Messene is a significant ancient city in terms of its size, form, and state of preservation, and still has much to offer. It possesses not only sanctuaries and public buildings, but also imposing fortifications, and houses and tombs. It enjoys, amongst other things, the advantage of never having been destroyed or covered by later settlements, and is located on an unspoiled inland site. Its natural setting combines the grandeur of the mountains of Delphi with the low-lying, riverine tranquility of Olympia, the dominating bare limestone mass of Ithome, the site of the ancient acropolis, with the low fertile valley around the ancient city.
Pylos Castle – Niokastro
Two castles are built on the summits of the two hills at the ends of the Bay of Navarino, overlooking the town of Pylos: the older castle of Navarino, called Palaiokastron or Palaionavarinon and the more recent castle, called Niokastron. The latter was built in 1573 by the Turks, and in 1686 was given over to the Venetians. It again came under Turkish domination in 1715, along with the castle of Koroni and Palaionavarino. In 1816 it was captured by Ibrahim Pasha and remained under his control until 1828 when it was liberated by the French general Maison. During the Second World War it was used as the seat of the Italian and, later, the German headquarters. Large-scale restoration work has been carried out for many years. The restored hexagonal Fortress on the top of the hill houses the Museum and the Underwater Archaeological Research Centre.
The palace of Nestor
The best preserved of the Mycenaean palaces. It’s a complex of various buildings.
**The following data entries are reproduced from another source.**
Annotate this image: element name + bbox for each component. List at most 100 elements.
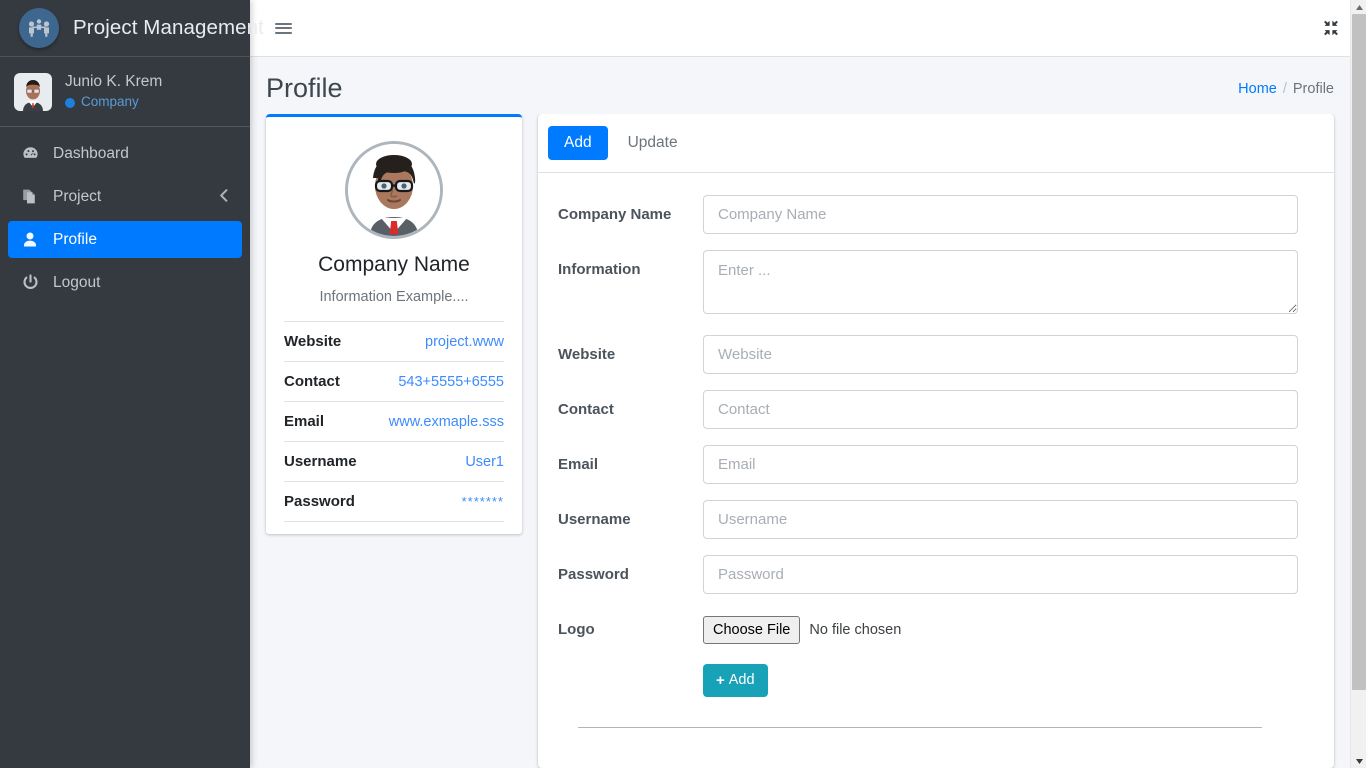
form-row-submit: + Add [558,660,1298,697]
username-label: Username [558,510,631,528]
sidebar-item-profile[interactable]: Profile [8,221,242,258]
sidebar-item-dashboard[interactable]: Dashboard [8,135,242,172]
sidebar-item-label: Dashboard [53,144,129,162]
information-label: Information [558,260,641,278]
tab-bar: Add Update [538,114,1334,173]
contact-input[interactable] [703,389,1298,429]
info-value[interactable]: 543+5555+6555 [398,374,504,390]
sidebar-user-role: Company [65,94,162,111]
email-field[interactable] [703,444,1298,484]
contact-field-wrap [703,389,1298,429]
website-field-wrap [703,334,1298,374]
page-scrollbar[interactable] [1350,0,1366,768]
info-value[interactable]: www.exmaple.sss [389,414,504,430]
form-row-company-name: Company Name [558,194,1298,234]
form-row-contact: Contact [558,389,1298,429]
page-title: Profile [266,73,343,103]
sidebar-user-panel[interactable]: Junio K. Krem Company [0,57,250,127]
company-name-field-wrap [703,194,1298,234]
sidebar-item-label: Project [53,187,102,205]
password-input[interactable] [703,554,1298,594]
website-label: Website [558,345,616,363]
breadcrumb-home-link[interactable]: Home [1238,81,1277,97]
contact-label: Contact [558,400,614,418]
user-icon [19,231,41,248]
logo-label: Logo [558,620,595,638]
company-name-input[interactable] [703,194,1298,234]
add-button-label: Add [728,672,755,689]
plus-icon: + [716,671,725,689]
tab-update[interactable]: Update [612,126,694,160]
info-value[interactable]: ******* [462,494,504,509]
sidebar-nav: Dashboard Project Profile Logout [0,127,250,301]
breadcrumb-separator: / [1282,80,1287,97]
form-row-website: Website [558,334,1298,374]
website-input[interactable] [703,334,1298,374]
copy-files-icon [19,188,41,205]
profile-card: Company Name Information Example.... Web… [266,114,522,534]
breadcrumb-current: Profile [1292,80,1334,97]
sidebar-item-project[interactable]: Project [8,178,242,215]
password-field-wrap [703,554,1298,594]
list-item: Username User1 [284,442,504,482]
form-row-username: Username [558,499,1298,539]
profile-subtitle: Information Example.... [319,289,469,305]
info-key: Password [284,493,355,510]
tab-add[interactable]: Add [548,126,608,160]
hamburger-menu-icon[interactable] [270,15,296,41]
brand-title: Project Management [73,16,264,39]
user-photo [345,141,443,239]
submit-wrap: + Add [703,663,1298,697]
power-off-icon [19,274,41,291]
sidebar-user-role-label: Company [81,94,139,110]
sidebar-item-label: Profile [53,230,97,248]
content-row: Company Name Information Example.... Web… [250,114,1366,768]
email-label: Email [558,455,599,473]
add-button[interactable]: + Add [703,663,768,697]
sidebar-item-label: Logout [53,273,101,291]
profile-name: Company Name [318,253,470,276]
form-divider [578,726,1262,728]
list-item: Website project.www [284,322,504,362]
logo-file-field: Choose File No file chosen [703,610,1298,644]
company-name-label: Company Name [558,205,672,223]
sidebar-item-logout[interactable]: Logout [8,264,242,301]
info-key: Username [284,453,357,470]
sidebar-user-info: Junio K. Krem Company [65,72,162,111]
username-input[interactable] [703,499,1298,539]
breadcrumb: Home / Profile [1238,81,1334,97]
compress-arrows-icon[interactable] [1318,15,1344,41]
form-row-password: Password [558,554,1298,594]
form-row-information: Information [558,249,1298,319]
password-label: Password [558,565,629,583]
information-field-wrap [703,249,1298,319]
profile-form: Company Name Information Website [538,173,1334,742]
profile-info-list: Website project.www Contact 543+5555+655… [284,321,504,522]
scroll-up-arrow-icon[interactable] [1351,0,1366,14]
brand-header[interactable]: Project Management [0,0,264,57]
info-key: Email [284,413,325,430]
sidebar-user-name: Junio K. Krem [65,72,163,90]
scrollbar-thumb[interactable] [1352,14,1366,690]
info-value[interactable]: User1 [465,454,504,470]
info-value[interactable]: project.www [425,334,504,350]
information-textarea[interactable] [703,249,1298,314]
choose-file-button[interactable]: Choose File [703,615,801,644]
network-people-logo-icon [19,8,59,48]
main-area: Profile Home / Profile Company Name Info… [250,0,1366,768]
tachometer-icon [19,145,41,162]
sidebar: Project Management Junio K. Krem Company [0,0,264,768]
chevron-left-icon[interactable] [219,188,228,205]
list-item: Contact 543+5555+6555 [284,362,504,402]
file-status-text: No file chosen [809,621,902,638]
list-item: Email www.exmaple.sss [284,402,504,442]
info-key: Contact [284,373,340,390]
scroll-down-arrow-icon[interactable] [1351,754,1366,768]
form-row-email: Email [558,444,1298,484]
form-row-logo: Logo Choose File No file chosen [558,610,1298,644]
top-navbar [250,0,1366,57]
submit-spacer [558,664,703,675]
email-field-wrap [703,444,1298,484]
username-field-wrap [703,499,1298,539]
avatar [14,72,52,111]
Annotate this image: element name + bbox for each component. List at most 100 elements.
It consists of 105 ground floor apartments. It has four main buildings (SW building, central building, NE building, wine store) and some smaller ones. The most important compartments of the palace are the big rectangular “throne room” with its circular hearth, the room with the clay bath tub and the stores with their numerous storage vessels. The walls of the palace were decorated with fine wall paintings.